Je me souviens au collège théologique, on a eu une grosse discussion, là, et c’était sérieux, sur lorsqu’on est pasteur dans une petite municipalité au Canada, est-ce qu’on peut aller acheter de l’alcool dans sa municipalité? Ou faut-il aller dans la ville lointaine?
Parce que si on va dans sa municipalité, les gens vont nous voir acheter de l’alcool. Ils vont commencer à dire qu’on est des alcooliques, qu’on a un problème de boisson.
Et moi, je pensais à ça. On est une Église libérale. Le mouvement de tempérance de notre Église a disparu depuis trois quarts de siècle, je pourrais dire, mais nous avons encore peur de la rumeur, comme tu dis, la perception des autres.
Au lieu de dire, ben, si un paroissien ou une paroissienne nous voit acheter de l’alcool, ben, ils et elles sont là aussi à acheter de l’alcool.
Donc, il n’y a pas un gros problème, mais ça parle beaucoup de comment on doit incarner cette espèce d’idéal et qu’on doit travailler pour ne pas décevoir cet idéal-là, qui est totalement artificiel et construit.
Quand les questions de genre influencent la réputation
Je me rends compte aussi qu’il y a une grande différence dans les attentes entre la réputation d’une femme et celle d’un homme.

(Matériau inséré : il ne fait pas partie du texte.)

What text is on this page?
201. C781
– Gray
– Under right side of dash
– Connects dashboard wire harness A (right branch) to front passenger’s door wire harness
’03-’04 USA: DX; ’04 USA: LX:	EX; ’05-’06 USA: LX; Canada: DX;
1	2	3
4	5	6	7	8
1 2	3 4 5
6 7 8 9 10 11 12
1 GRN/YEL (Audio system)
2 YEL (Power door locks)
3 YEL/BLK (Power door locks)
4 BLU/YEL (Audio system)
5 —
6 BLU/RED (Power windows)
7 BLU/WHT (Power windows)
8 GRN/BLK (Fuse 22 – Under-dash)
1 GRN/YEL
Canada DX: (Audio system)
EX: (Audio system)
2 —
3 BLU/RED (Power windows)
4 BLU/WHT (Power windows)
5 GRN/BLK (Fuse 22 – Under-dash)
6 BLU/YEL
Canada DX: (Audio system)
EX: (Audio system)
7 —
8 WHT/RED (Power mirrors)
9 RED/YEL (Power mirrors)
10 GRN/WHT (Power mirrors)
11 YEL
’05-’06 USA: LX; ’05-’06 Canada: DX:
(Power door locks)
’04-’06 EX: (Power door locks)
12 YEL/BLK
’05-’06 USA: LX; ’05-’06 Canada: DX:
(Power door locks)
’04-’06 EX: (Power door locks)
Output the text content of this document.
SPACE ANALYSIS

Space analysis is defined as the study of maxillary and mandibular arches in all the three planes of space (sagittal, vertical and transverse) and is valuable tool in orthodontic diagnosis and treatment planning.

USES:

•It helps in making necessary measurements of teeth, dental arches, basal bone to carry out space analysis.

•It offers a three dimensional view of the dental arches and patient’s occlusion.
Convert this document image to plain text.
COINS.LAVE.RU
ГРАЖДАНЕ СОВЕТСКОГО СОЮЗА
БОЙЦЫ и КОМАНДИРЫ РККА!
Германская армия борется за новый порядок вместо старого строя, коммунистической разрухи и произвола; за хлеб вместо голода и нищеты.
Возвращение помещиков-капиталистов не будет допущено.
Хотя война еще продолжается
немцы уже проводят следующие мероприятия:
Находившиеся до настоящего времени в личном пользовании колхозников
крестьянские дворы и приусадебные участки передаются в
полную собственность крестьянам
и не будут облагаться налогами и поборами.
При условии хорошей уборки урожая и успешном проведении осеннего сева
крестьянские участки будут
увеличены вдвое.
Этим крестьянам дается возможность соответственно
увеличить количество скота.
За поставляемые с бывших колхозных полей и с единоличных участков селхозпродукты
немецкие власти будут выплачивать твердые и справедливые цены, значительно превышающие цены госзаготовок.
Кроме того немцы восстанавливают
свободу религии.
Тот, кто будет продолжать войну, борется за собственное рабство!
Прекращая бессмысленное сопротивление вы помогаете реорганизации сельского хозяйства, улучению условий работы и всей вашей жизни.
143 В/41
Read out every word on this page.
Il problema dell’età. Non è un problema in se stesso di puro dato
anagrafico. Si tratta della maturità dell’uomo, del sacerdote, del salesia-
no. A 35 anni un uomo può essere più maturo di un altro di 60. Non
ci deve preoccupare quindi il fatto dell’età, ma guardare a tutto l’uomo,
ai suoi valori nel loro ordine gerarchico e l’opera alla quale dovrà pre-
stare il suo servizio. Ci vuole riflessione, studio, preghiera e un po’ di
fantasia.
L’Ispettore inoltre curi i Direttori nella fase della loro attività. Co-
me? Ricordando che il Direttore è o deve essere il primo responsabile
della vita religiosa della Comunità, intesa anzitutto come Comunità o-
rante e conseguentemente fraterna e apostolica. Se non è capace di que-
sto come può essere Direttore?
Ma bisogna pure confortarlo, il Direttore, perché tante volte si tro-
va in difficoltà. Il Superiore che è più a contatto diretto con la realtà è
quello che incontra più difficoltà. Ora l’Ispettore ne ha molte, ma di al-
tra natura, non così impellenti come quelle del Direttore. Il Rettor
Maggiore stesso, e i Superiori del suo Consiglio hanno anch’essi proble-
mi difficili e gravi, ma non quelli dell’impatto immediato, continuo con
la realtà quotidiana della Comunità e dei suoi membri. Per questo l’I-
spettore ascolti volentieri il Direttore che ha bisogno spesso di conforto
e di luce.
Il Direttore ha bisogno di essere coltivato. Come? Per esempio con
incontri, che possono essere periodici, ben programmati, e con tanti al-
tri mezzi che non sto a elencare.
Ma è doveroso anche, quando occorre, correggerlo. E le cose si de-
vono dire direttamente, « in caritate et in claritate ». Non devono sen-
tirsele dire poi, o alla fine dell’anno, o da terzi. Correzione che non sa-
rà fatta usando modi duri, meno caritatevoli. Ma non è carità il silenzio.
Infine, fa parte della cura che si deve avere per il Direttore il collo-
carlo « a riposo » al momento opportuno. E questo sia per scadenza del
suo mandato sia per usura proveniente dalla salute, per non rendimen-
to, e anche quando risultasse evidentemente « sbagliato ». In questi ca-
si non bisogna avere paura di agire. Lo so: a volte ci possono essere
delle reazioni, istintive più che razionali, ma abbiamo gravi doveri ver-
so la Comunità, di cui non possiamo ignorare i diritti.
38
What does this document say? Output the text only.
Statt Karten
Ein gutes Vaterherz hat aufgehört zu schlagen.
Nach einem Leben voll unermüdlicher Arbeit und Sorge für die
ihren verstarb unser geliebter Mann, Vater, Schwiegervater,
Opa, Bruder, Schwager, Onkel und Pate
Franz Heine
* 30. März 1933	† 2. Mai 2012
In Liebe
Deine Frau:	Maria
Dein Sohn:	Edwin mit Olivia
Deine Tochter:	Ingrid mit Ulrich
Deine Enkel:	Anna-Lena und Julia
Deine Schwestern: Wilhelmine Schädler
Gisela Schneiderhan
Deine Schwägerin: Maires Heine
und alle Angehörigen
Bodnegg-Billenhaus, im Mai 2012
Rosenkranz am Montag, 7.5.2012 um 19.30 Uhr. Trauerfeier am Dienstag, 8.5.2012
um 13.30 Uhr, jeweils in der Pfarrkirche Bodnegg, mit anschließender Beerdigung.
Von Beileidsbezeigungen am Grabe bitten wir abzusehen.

Bien sûr, nous, on parle de ce que l’on connaît, toi et moi, le milieu un peu ministériel, c’est-à-dire pasteur, diacre, dans les ERRV, animatrice et animateur d’Église.
Dans un milieu qui longtemps a été clérical, eh bien, je me suis rendue compte qu’une pasteure qui divorce une fois, donc chez nous, c’est-à-dire dans mon Église d’origine, en Alsace-Moselle, la demande, c’est que si tu divorces, tu changes de paroisse. Tu as un nouveau départ, en quelque sorte.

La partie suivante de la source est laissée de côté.